AĞAR-SARIGÜL-ALTINBAŞ
Mehmet Ağar var ya, Emir Sarıgül’e kaset veriyor, diyor ki, ‘Bu senin eşinle ilgili bir kaset.’ Gidin sorun, yok derlerse ben kanıtlayacağım hem de rezil ederek hepsini… Sonra bunları birbirinden boşandırıyor. Tabi ortada bölünecek mal varlığı var. Biri Altınbaşlar, zenginlik var, dünya para. Bu ondan sonra araya giriyor. Çözüm olmuyor. Ondan sonra polis gidiyor Ali Altınbaş’ı gözaltına alıyor. Sonra polis Ali Altınbaş’ı sağlık problemi diye serbest bırakıyorlar. 15 sene önce olan bir petrol olayı için, ekonomik suç, zaten zaman aşımına girmiş. Bir de direkt İmam Altınbaş’ı almıyorlar, o holding binasında. Komşulara gidiyorlar, yani o duysun, korksun. Sonra dünürünün evine gidiyor, dünürünün karısını gözaltına almak istiyorlar, dünürü de bununla dünür aynı zamanda. Kadını emniyete getirmeye kalkıyorlar, Mehmet Ağar polisliği…
Tabi bunu arıyorlar, ‘Biz bunun akrabasıyız’ diye, bilmiyorlar ki tezgahı kurmuş, sonra iş patlıyor. Sonra Ali Altınbaş’ı serbest bıraktırıp yanına getirtiyor. Ali diyor ki, ‘Niye böyle oldu’?’ O da, ‘Ben size demedim mi yalıyı boşaltıp verin, şu kadar para verin’ diyor. Direkt tahsilat, polisle yaptırıyor. İl Emniyet Müdürü’nü arıyor, Zafer Bey’i, ‘Bir yanlış anlaşılma olmuş, bu arkadaşlar yakınlarımız, dosyayı bir daha incelemenizi rica ediyorum’ diyor. ‘Emir anlaşıldı müdürüm’ yanıtı geliyor… Tabi hesapta olmayan bir şey var, İmam Altınbaş, Cumhurbaşkanımızın kardeşi Mustafa Erdoğan’a ulaşıyor. Mustafa Erdoğan da külliyeye ulaşıyor, tabi kıyamet kopuyor.
‘KÜLLİYEYE ULAŞACAKSIN, BAŞKA ŞANSIN YOK’

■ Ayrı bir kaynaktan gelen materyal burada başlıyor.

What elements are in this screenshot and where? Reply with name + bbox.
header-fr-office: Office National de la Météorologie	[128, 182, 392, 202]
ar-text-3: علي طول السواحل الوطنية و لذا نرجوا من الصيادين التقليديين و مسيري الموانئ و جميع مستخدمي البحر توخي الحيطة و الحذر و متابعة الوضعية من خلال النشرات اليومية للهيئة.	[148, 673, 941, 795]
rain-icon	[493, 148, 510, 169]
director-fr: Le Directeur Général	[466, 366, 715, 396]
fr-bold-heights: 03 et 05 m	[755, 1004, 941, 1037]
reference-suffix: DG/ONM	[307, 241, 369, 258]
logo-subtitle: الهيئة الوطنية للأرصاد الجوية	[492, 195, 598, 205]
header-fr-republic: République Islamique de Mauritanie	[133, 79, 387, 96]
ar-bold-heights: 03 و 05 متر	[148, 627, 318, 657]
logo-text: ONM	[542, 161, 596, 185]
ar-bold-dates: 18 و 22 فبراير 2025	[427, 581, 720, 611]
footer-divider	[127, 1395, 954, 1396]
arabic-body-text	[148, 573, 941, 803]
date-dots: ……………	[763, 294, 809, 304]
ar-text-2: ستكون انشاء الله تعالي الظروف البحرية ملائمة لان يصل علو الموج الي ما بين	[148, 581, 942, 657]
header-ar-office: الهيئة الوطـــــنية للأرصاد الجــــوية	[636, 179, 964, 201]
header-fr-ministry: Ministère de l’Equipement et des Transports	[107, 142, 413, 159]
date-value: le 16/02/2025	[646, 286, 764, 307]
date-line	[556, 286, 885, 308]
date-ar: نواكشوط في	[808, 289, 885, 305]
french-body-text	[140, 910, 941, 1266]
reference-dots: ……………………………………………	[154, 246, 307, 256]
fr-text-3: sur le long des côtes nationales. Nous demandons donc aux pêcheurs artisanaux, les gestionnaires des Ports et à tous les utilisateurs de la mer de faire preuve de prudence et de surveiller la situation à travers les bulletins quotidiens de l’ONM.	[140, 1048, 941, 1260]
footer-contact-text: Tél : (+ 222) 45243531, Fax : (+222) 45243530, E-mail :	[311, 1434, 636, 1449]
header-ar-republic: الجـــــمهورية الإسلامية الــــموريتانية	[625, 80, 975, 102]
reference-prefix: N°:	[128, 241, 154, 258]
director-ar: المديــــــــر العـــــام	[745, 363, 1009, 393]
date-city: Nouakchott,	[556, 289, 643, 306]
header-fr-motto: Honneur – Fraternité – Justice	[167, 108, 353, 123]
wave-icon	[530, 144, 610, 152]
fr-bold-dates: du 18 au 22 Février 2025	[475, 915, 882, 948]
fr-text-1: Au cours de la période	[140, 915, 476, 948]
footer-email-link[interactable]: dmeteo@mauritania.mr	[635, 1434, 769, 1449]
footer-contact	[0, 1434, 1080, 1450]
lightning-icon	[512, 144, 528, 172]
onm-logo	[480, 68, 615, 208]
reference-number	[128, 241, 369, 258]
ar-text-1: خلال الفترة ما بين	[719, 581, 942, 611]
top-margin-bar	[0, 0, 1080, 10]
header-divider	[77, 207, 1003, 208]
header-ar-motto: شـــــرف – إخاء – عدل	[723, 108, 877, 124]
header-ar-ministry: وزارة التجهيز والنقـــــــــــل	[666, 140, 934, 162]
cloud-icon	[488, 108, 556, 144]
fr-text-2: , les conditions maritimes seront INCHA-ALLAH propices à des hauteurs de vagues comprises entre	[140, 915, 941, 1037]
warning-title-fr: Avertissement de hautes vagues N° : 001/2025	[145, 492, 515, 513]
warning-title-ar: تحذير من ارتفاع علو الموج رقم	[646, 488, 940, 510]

Savcıdan kurtulamıyorsun, külliyeye ulaşacaksın, başka şansın yok. Ben ulaşamadım, mektup yazdım gitmedi, böyle anlatayım dedim derdimi. Yav kahrediyorlar insanları. Gazeteciler namusunuz varsa gidin İmam Altınbaş’a bir sorun. Onun da namusu varsa anlatsın, anlatmazsa ben delillendireceğim, ben de delil çok. Şimdi hepsini tutuyorum, cephanemi harcamıyorum, bunları mahvedeceğim.
SURİYE SİLAHLARI
Suriye silahları, onlar bunlar hep konuşacağız. Suriye’de büyük sorun var, bunların dediği gibi değil. Ben para almışım, namussuzsunuz siz, ben çocuklarımın parasıyla, ama alanlar var hepsini konuşacağız.” ‘
SAÇ TELİ VERMEYE HAZIRIM’
Emre Hoca var Emre Kongar, çok iyi bir insan. ‘Konuşurken herhangi bir madde içtiği belli, doğrudan dedikleriyle insanların suçlanmaması lazım ama deliller de var araştırılması lazım’ demiş. Emre Hoca samimi söylüyorum, ben Tolga gibi değilim, saçımdan örnek veririm. Diyeceksin ki, ‘Kardeşim senin suratın neden böyle?’ Ben bunu araştırdım, DNA ile kalıtsal olarak geçmiş. Rahmetli babam, benim doğduğum yıllarda çok hızlı olduğu bir dönemdi. DNA’dan kalıtsal olarak bana geçmiş. Ben doğduğum andan itibaren bu şekildeyim. Saç teli vermeye hazırım. ‘
SANA TEMİZ SÜLEYMAN DİYECEKLER’
Buna başladığımızda bir arkadaşım dedi ki, ‘Ya napıyorsun?’ Yenilecekler dedim. Akıl tatilde ama zeka burada kardeşlerim, sıkıntı yok. Bizim aslan Sülü bir açıklama yapmış, yardırmış böyle ama nasıl bir açıklama. Ben ona o aklı vereni tahmin ediyorum. Hitler’in Propaganda Bakanı Goebbels diyor ki, ‘Yalan söylerken büyük yalanlar söyleyin, yalan ne kadar büyük olursa insanlar üzerindeki etkisi o kadar büyük olur.’ Ama cahil, bilmiyor.
Bir de Sun-Tzu ne diyor, ‘Savaşı kontrol edemediğin alana taşıma.’ Pazartesi Meclis açılıyor, sen oradaki insanların eline bu sermayeyi verdin, sana ne diyecekler, ‘Temiz Süleyman.’ Hile için ayırdığın beynini devlet için ayırsaydın belki kaç insanın intihar etmesine engel olacak başarıyı gösterirdin. ‘Marina’ya çökmekmiş, biz Libya’ya, Karabağ’a çökülmesine izin vermedik’ diyor. Öyle mi? Hani Nahcivan’dan Türkiye’ye açılacak yol?”